Many of us were wondering what the Home Secretary and the Under-Secretary were doing here for three or four hours. It is now clear that the Under-Secretary has been studying his brief and it is something of a disappointment to find that he is not yet word perfect. However, the revealing speech he has delivered does cast some light on this matter and when the other Amendments are put forward and he delivers the oration with which he has come prepared we may be far better seized of the position.
Amendment agreed to.
Further Amendment made: In page 56, line 38, leave out from "and," to "at," in line 42, and insert:
"(a) an application to have the said amount determined may be made either at the general annual licensing meeting or."—[Mr. Oliver.]
I beg to move, in page 57, line 1, at the beginning to insert:
"Where the two applications are made separately, then in the proceedings relating to the determination of the said amount."

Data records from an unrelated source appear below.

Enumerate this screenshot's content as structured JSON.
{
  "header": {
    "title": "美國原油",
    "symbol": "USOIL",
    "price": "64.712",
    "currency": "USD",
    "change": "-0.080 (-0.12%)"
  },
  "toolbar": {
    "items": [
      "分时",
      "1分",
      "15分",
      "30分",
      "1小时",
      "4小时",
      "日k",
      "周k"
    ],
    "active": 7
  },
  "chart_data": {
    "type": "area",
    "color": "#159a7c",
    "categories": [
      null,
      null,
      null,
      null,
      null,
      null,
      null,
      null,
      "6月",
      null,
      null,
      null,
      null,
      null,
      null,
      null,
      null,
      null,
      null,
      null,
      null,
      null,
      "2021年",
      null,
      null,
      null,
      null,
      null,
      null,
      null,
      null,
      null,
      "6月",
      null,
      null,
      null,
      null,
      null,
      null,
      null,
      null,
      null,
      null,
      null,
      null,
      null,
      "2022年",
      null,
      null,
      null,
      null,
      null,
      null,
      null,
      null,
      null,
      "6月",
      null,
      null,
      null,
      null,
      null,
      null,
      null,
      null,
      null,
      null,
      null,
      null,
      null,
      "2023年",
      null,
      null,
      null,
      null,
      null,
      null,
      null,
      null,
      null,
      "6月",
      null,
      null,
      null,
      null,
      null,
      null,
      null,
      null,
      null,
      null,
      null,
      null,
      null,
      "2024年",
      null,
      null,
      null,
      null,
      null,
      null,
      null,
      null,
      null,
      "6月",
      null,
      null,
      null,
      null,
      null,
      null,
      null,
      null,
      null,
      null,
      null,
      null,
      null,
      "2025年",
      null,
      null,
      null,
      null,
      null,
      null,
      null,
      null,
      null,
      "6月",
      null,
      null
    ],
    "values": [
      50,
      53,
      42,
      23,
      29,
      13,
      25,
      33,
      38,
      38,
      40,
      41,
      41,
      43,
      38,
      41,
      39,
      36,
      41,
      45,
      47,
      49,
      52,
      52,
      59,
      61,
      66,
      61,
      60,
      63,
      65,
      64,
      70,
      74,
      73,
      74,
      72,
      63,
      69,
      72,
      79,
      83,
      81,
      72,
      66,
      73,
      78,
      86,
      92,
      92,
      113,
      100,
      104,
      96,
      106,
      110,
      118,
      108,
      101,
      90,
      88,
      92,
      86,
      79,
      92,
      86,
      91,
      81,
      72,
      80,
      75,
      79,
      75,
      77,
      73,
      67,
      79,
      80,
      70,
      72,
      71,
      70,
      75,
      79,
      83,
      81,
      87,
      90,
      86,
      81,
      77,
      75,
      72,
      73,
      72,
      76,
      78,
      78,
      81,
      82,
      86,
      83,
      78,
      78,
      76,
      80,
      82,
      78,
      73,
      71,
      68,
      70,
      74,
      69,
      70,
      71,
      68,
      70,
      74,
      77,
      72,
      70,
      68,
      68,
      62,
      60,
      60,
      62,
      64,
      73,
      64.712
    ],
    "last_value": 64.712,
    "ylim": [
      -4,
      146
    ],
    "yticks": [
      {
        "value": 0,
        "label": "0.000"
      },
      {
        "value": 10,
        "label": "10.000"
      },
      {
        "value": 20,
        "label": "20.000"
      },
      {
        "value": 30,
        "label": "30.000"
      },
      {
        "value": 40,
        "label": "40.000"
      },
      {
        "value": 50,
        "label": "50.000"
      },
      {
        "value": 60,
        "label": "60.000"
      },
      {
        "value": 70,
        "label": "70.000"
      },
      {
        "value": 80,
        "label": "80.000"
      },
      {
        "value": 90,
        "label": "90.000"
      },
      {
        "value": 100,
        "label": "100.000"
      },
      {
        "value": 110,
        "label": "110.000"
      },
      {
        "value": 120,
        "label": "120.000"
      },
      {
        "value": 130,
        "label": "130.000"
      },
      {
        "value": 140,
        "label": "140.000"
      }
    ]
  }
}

This Amendment is consequential on the last one.
I think we should have a little explanation, or at least a substantiation of this. Perhaps the hon. Gentleman, since he has said it is consequential, will explain what it is consequential upon, and how, and why.
The first Amendment makes it quite clear that the application may be made at the Brewster sessions or transfer sessions. This says that,
and that follows in a purely consequential way."Where the two applications are made separately, then in the proceedings relating to the determination of the said amount."
Amendment agreed to.
Motion made, and Question proposed, That the Clause, as amended, stand part of the Bill."
I should like, before we part with this Clause, to know a little more of what Section 14 of the Licensing Consolidation Act, of 1910, has to do with a justices' licence, and how far this Clause modifies any arrangements enacted under the Act of 1910. I am also slightly worried about Subsections (8) of Clause 62. Why is a licence for the sale of wine alone, or sweets alone, treated differently? What is the justification for the Government obtaining this? Surely the great object of the Amendment is to provide a wider range in the hotels of this country, and this sort of discriminatory Subsection ought, I think, to be dropped.
The real question is, what is the meaning of the phrase "for securing monopoly value"? How does this follow on the licensing Act in which the word "monopoly" does not occur?Under the Licensing Consolidation Act of 1910, Section 14, reference is made to a monopoly value.
I really would be very grateful if the hon. Gentleman would quote the exact reference in Section 14.
The Section reads:
"The licensing justices, on the grant of a new justices' on-licence, may attach to the grant of the licence such conditions, both as to the payments to be made and the tenure of the licence and as to any other matter, as they think proper in the interests of the public. subject as follows:
(a) Such conditions shall in any case be attached as, having regard to the proper provision of suitable premises and good management, the justices think best adapted for securing to the public any monopoly value …"
Question put, and agreed to.
Clause, as amended, ordered to stand part of the Bill.
Clause 63 ordered to stand part of the Bill.
To report Progress: and ask leave to sit again.—[ Mr. Hannan.]
Committee report Progress; to sit again upon Monday next.
Adjournment
Resolved, "That this House do now adjourn" —[ Mr. Hannan.]
Adjourned accordingly at Twenty-eight minutes to Six o'Clock a.m.